Par Pierre-Adrien Dumas, pasteur
« Avant l’imprimerie, la Réforme n’eut été qu’un schisme, l’imprimerie la fait révolution.
Ôtez la presse, l’hérésie est énervée. Que ce soit fatal ou providentiel, Gutenberg est le précurseur de Luther. »
Victor Hugo, Notre-Dame-de-Paris, 1831
Luther en premier lieu a bénéficié de la rapidité et de la popularité de cette nouvelle technologie de son temps. Ses Quatre-vingt-quinze thèses étaient à peine placardées sur la porte de l’église de Wittenberg que déjà elles inondaient l’Europe, du Vatican jusqu’aux foires et marchés.
Création des caractères romains
En France, deux grands noms de l’imprimerie, aux parcours de vies entrelacés, se rallièrent aux idées nouvelles et permirent l’édition des livres réformateurs : le typographe Claude Garamond et l’imprimeur Robert Estienne.
Le premier, né à Paris vers 1499, fait son apprentissage chez Augereau, typographe rue Saint-Jacques, le quartier des imprimeurs.
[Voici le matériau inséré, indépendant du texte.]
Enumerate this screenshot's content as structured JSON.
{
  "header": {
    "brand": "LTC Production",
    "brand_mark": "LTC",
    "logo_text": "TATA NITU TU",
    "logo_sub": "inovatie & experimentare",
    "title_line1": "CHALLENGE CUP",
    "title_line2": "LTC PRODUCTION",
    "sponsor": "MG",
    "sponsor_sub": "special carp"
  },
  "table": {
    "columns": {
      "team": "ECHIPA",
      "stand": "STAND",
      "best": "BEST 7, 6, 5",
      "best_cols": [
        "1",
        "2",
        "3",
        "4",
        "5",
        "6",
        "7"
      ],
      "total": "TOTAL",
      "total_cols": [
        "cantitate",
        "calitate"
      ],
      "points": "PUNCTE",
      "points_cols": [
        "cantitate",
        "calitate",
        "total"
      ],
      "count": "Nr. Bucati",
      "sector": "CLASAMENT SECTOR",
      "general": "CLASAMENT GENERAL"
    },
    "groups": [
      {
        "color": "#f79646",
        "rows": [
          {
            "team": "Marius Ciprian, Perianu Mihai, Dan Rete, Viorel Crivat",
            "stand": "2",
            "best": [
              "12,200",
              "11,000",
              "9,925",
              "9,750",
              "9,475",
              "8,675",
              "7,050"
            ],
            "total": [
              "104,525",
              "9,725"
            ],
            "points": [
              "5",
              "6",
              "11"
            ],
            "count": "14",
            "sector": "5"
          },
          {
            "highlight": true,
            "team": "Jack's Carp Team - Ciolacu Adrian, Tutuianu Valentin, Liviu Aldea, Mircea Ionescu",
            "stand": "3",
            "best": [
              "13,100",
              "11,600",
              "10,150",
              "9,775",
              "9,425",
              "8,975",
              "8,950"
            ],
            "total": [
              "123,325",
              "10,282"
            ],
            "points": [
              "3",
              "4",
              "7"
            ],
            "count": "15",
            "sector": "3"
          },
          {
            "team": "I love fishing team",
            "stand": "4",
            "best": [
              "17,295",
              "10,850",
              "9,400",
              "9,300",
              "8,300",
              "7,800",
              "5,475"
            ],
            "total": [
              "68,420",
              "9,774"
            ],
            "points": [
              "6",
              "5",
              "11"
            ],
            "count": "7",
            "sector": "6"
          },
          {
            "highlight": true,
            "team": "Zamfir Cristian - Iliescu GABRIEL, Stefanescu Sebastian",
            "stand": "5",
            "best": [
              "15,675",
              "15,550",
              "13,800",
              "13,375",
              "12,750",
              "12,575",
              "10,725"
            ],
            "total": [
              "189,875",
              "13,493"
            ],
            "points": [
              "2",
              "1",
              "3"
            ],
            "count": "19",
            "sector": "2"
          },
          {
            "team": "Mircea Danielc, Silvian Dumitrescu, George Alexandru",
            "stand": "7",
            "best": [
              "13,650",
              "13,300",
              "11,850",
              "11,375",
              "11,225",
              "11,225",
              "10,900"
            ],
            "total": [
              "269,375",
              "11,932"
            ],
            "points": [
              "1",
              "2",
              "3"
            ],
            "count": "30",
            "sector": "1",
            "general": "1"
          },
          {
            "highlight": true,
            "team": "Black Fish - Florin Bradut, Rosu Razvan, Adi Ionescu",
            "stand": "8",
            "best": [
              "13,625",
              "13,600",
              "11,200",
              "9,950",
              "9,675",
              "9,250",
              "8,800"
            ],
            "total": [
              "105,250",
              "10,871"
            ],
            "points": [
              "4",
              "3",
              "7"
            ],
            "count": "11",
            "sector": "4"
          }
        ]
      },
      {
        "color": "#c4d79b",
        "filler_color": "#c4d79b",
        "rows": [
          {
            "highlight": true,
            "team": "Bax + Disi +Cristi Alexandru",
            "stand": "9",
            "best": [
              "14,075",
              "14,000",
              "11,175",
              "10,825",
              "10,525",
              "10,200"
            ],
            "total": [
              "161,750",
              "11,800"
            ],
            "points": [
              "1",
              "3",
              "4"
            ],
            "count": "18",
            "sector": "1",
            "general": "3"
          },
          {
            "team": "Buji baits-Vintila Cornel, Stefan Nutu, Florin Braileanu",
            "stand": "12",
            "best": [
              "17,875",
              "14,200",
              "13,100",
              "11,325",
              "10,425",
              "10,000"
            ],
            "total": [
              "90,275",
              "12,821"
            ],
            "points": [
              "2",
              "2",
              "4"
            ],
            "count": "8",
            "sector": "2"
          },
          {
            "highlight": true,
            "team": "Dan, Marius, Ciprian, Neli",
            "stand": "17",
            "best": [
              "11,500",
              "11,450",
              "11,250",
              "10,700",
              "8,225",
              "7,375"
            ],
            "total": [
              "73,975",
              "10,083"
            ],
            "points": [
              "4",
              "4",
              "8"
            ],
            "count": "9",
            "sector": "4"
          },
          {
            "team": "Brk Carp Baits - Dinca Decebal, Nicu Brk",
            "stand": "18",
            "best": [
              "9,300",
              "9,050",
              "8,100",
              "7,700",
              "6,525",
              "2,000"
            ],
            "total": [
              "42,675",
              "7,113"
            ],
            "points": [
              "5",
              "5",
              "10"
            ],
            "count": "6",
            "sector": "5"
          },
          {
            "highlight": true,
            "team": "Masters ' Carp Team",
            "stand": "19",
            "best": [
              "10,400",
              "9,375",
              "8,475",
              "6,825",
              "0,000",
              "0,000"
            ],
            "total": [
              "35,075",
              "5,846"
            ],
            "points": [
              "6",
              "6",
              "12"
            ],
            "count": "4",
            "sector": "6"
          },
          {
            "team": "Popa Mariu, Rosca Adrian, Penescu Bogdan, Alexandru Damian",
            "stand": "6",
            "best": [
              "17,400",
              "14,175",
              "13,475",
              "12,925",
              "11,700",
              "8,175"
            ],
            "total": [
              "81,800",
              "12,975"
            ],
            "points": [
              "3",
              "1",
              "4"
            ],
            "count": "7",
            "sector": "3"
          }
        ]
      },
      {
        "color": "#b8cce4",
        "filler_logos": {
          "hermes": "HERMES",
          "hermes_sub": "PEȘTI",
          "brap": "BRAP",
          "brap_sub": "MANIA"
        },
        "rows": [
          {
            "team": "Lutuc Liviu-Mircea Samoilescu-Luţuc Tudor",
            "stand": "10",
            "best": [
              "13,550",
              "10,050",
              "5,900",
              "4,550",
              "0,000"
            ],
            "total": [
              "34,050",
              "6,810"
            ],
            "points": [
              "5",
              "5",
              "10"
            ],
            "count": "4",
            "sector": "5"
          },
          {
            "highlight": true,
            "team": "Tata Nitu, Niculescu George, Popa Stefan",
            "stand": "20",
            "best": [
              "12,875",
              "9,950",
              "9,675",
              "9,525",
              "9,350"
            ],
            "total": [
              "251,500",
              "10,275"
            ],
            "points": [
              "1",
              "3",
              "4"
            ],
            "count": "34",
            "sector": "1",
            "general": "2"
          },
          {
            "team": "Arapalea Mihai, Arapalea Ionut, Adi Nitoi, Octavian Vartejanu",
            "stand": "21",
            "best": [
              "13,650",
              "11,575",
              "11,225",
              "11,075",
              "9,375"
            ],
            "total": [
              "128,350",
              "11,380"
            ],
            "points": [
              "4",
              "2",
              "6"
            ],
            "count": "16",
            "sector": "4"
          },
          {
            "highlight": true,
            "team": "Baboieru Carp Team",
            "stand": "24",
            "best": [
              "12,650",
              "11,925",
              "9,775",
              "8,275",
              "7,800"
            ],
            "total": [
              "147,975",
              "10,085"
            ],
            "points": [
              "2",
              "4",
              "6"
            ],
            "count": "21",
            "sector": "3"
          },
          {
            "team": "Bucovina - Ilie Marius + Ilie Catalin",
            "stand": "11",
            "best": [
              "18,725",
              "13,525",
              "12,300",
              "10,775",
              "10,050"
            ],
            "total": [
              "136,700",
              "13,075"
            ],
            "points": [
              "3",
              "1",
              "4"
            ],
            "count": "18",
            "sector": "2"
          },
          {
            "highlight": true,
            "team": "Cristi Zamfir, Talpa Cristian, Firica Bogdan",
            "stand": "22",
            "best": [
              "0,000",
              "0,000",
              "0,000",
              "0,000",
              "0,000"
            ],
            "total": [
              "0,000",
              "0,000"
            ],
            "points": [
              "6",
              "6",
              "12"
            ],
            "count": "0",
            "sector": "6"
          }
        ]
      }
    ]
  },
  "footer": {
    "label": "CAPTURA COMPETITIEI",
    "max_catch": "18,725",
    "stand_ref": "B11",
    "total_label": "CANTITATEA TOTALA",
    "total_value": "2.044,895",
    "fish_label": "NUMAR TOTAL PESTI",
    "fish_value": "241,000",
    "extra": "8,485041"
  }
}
Son maître est un des premiers à distinguer la typographie de l’imprimerie. En effet, avant lui, les imprimeurs fondaient eux-mêmes leurs caractères de plomb. C’est dans cet atelier, et grâce à une commande de Robert Estienne, que Garamond crée ses fameux caractères romains. Leur qualité est reconnue dans toute l’Europe de par leur clarté et leur simplicité ; ils finissent par supplanter les traditionnels caractères gothiques.
En 1536, Augereau est exécuté pour hérésie, Garamond rejoint l’atelier du Soleil d’or, une des imprimeries les plus importantes de Paris. Dans cette nouvelle maison, il reçoit une commande pour l’édition des œuvres de Xénophon. Pendant une dizaine d’années, il met au point ses caractères grecs qui feront sa renommée. Ces « grecs du roy » tiennent leur nom du fait que ces caractères, très esthétiques mais complexes dans leur réalisation, sont réservés aux imprimeurs royaux.
Une protection royale
L’un d’eux, peut-être le plus fameux, s’appelle Robert Estienne. Né en 1503 à Paris dans une famille d’imprimeurs, il édite dès 1527 de très belles éditions des œuvres classiques et de la Bible.
Ses éditions les plus célèbres sont les œuvres de Cicéron et Plaute, de certains Pères de l’Église (Eusèbe de Césarée), ses bibles hébraïques et surtout son Nouveau Testament grec de 1550 qui est considéré comme l’un des plus beaux livres imprimés en grec avec les caractères de Garamond. Il est lui-même l’auteur d’un fameux dictionnaire français-latin. Sa renommée le fit nommer en 1539 imprimeur du roi pour l’hébreu et le latin.
Parce qu’il adhérait à la Réforme, les théologiens de la Sorbonne le dénoncèrent à François Ier, qui le protégea jusqu’à sa mort. Parmi les accusations portées contre l’imprimeur : avoir édité une bible en 1545 avec des notes de François Vatable, ancien partisan du Cénacle de Meaux.
Lorsque Henri II monte sur le trône, Estienne ne se sent plus en sécurité et rejoint Genève en 1552 où il embrasse publiquement la Réforme. Il y publie par exemple, sous sa marque célèbre de l’olivier, un Nouveau Testament en français ainsi que l’Institution de la religion chrétienne de Calvin, puis les ouvrages de Théodore de Bèze.
Estienne meurt à Genève en 1559, Garamond à Paris en 1561. Pourtant leurs postérités sont grandes. De Robert Estienne, nous pouvons retenir le découpage en versets du Nouveau Testament en 1553, qui est encore de nos jours celui de toutes les bibles chrétiennes. De Garamond, cette élégante police de caractère, longtemps supplantée par la police Didot, et qui a été remise au goût du jour au siècle dernier notamment par La Pléiade.
Ensemble, ils ont participé à cette épopée de l’imprimerie au xvie siècle qui a bouleversé le cours de l’histoire et des idées, et qui faisait dire à Victor Hugo qu’elle a fait de la Réforme une révolution.